Le Conseil constitutionnel, par sa décision n° 2016-741 DC du 8 décembre 2016, examine la loi relative à la transparence, à la lutte contre la corruption et à la modernisation de la vie économique. Saisi par le Président du Sénat, de nombreux parlementaires et le Premier ministre, le juge constitutionnel contrôle diverses dispositions touchant aux libertés publiques et au fonctionnement des institutions. La saisine porte notamment sur le statut des lanceurs d’alerte, l’encadrement des représentants d’intérêts et les compétences du procureur de la République financier. Les requérants invoquent des griefs variés tels que l’inintelligibilité de la loi, la méconnaissance de la séparation des pouvoirs ou encore l’atteinte à la liberté d’entreprendre. Le Conseil constitutionnel valide l’essentiel du dispositif de transparence tout en censurant des dispositions méconnaissant des exigences procédurales ou des principes fondamentaux du droit pénal. Cette décision permet d’étudier d’une part l’affermissement d’un cadre juridique dédié à la transparence (I), et d’autre part la sanction des irrégularités procédurales ou substantielles (II).
I. L’affermissement d’un cadre juridique dédié à la transparence de la vie économique
L’examen de la loi conduit le juge à valider la création de statuts nouveaux pour les acteurs de la transparence tout en préservant l’autonomie des pouvoirs publics.

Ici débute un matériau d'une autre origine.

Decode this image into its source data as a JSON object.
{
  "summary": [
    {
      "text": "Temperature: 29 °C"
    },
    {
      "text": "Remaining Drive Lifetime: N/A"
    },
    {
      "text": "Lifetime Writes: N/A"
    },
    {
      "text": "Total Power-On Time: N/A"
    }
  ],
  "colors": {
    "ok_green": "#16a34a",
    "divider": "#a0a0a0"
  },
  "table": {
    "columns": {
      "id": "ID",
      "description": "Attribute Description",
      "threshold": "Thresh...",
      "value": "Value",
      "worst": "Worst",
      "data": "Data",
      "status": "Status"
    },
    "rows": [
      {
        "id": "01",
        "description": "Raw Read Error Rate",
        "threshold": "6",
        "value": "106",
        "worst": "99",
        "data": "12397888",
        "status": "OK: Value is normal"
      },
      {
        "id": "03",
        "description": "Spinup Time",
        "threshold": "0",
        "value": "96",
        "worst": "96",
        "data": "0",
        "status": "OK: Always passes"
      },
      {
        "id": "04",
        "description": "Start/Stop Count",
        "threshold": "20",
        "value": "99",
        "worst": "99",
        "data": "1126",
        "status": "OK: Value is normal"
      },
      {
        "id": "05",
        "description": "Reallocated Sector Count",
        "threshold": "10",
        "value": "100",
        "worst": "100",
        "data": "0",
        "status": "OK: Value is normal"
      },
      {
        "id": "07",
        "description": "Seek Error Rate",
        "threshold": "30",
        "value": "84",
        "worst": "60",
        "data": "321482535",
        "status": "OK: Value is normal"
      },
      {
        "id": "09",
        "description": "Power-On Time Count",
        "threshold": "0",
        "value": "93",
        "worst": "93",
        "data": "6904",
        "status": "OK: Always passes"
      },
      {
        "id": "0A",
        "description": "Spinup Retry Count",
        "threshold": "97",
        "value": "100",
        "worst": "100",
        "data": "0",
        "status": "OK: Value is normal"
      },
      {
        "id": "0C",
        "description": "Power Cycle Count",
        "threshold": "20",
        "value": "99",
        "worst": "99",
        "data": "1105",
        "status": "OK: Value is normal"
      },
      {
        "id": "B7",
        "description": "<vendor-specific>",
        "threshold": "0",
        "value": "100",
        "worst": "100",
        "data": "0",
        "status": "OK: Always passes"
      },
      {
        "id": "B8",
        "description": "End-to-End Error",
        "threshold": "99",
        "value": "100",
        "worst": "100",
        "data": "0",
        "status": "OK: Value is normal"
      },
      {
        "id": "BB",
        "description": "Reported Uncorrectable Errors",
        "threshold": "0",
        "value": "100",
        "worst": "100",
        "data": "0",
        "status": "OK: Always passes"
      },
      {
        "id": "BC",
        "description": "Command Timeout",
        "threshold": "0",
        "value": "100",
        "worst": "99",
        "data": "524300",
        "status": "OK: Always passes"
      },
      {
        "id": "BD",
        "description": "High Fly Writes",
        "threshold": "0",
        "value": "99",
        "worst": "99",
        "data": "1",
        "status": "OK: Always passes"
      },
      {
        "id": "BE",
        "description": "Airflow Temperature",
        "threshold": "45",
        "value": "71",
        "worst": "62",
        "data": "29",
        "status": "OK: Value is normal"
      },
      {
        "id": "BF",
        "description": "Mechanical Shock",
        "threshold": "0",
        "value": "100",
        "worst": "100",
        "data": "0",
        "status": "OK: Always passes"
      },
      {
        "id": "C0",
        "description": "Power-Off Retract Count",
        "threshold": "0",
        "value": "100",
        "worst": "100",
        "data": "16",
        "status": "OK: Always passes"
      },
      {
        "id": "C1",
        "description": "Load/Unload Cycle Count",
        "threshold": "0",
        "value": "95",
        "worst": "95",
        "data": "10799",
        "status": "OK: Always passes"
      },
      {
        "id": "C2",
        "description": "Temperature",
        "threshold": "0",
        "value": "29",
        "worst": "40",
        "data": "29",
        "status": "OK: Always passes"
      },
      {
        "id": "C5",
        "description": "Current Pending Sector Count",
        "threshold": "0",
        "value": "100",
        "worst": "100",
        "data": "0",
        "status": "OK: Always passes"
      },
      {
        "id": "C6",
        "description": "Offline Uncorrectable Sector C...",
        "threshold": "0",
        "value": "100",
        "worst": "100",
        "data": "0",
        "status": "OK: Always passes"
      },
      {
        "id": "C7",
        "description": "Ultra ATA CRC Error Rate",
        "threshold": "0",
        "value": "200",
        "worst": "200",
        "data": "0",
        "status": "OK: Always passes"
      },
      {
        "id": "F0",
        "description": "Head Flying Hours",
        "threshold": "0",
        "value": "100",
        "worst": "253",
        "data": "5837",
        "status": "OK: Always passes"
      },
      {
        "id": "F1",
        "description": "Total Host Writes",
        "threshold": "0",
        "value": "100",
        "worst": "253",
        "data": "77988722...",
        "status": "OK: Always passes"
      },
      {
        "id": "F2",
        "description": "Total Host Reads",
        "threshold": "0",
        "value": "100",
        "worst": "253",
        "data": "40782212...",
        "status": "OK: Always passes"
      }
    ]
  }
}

A. La validation constitutionnelle du statut protecteur du lanceur d’alerte
Le Conseil constitutionnel écarte les griefs d’imprécision concernant la définition du lanceur d’alerte prévue à l’article 6 de la loi déférée. Il considère que les critères retenus, visant « une personne physique qui révèle ou signale, de manière désintéressée et de bonne foi » des faits graves, sont suffisamment précis. Le juge souligne que cette définition générale n’est pas rendue inintelligible par l’existence de procédures de signalement plus spécifiques limitées au cadre professionnel. L’objectif d’accessibilité et d’intelligibilité de la loi est ainsi respecté car le législateur a adopté des dispositions « suffisamment précises et des formules non équivoques ». Cette validation permet de sécuriser l’immunité pénale attachée au respect des conditions de signalement organisées par le texte législatif.
B. L’encadrement nuancé de la représentation d’intérêts
S’agissant des lobbyistes, le juge valide la création d’un répertoire numérique géré par une autorité administrative indépendante pour assurer l’information des citoyens. Il précise que la définition du représentant d’intérêts par une activité « principale ou régulière » d’influence sur la décision publique est conforme à la Constitution. Toutefois, le Conseil émet une réserve d’interprétation importante au nom de la séparation des pouvoirs concernant les relations au sein des assemblées parlementaires. Cette autorité administrative « ne saurait être investie de la faculté d’imposer des obligations aux membres des assemblées parlementaires » sans méconnaître l’autonomie de ces dernières. Le respect de la déontologie parlementaire demeure ainsi une compétence propre à chaque chambre pour préserver l’équilibre des pouvoirs constitutionnels.
II. La sanction des irrégularités procédurales ou substantielles
Si la transparence est encouragée, le juge constitutionnel veille strictement au respect de la qualité de la loi et des principes protecteurs des libertés individuelles.
A. La protection rigoureuse des principes de légalité et de bonne administration
Le Conseil censure l’article 23 relatif à la compétence exclusive du procureur de la République financier en raison de l’absence de dispositions transitoires. Il juge que cette omission méconnaît « l’objectif de valeur constitutionnelle de bonne administration de la justice » et celui de lutte contre la fraude fiscale. De même, les sanctions pénales liées au non-respect des règles déontologiques fixées par les bureaux des assemblées sont déclarées contraires à la Constitution. Le législateur ne peut déléguer à des organes parlementaires le soin de définir des obligations dont la méconnaissance constitue un délit pénal. Cette décision réaffirme que la loi doit fixer elle-même les éléments constitutifs des infractions pour respecter « le principe de légalité des délits et des peines ».
B. L’éviction systématique des cavaliers législatifs
Le juge constitutionnel procède à une censure massive de nombreuses dispositions introduites par voie d’amendement sans lien direct avec le texte initial déposé. Ces « cavaliers législatifs », comme les articles relatifs à la domanialité publique ou au régime fiscal des micro-bénéfices agricoles, sont déclarés inconstitutionnels. Le Conseil rappelle que tout amendement doit présenter un lien, « même indirect, avec le texte déposé ou transmis » lors de sa première lecture. Cette rigueur procédurale vise à garantir la clarté des débats parlementaires et à éviter l’accumulation de mesures disparates dans des lois fleuves. Par cette méthode, le juge assure une forme de discipline législative nécessaire à la cohérence du droit positif et à la sécurité juridique.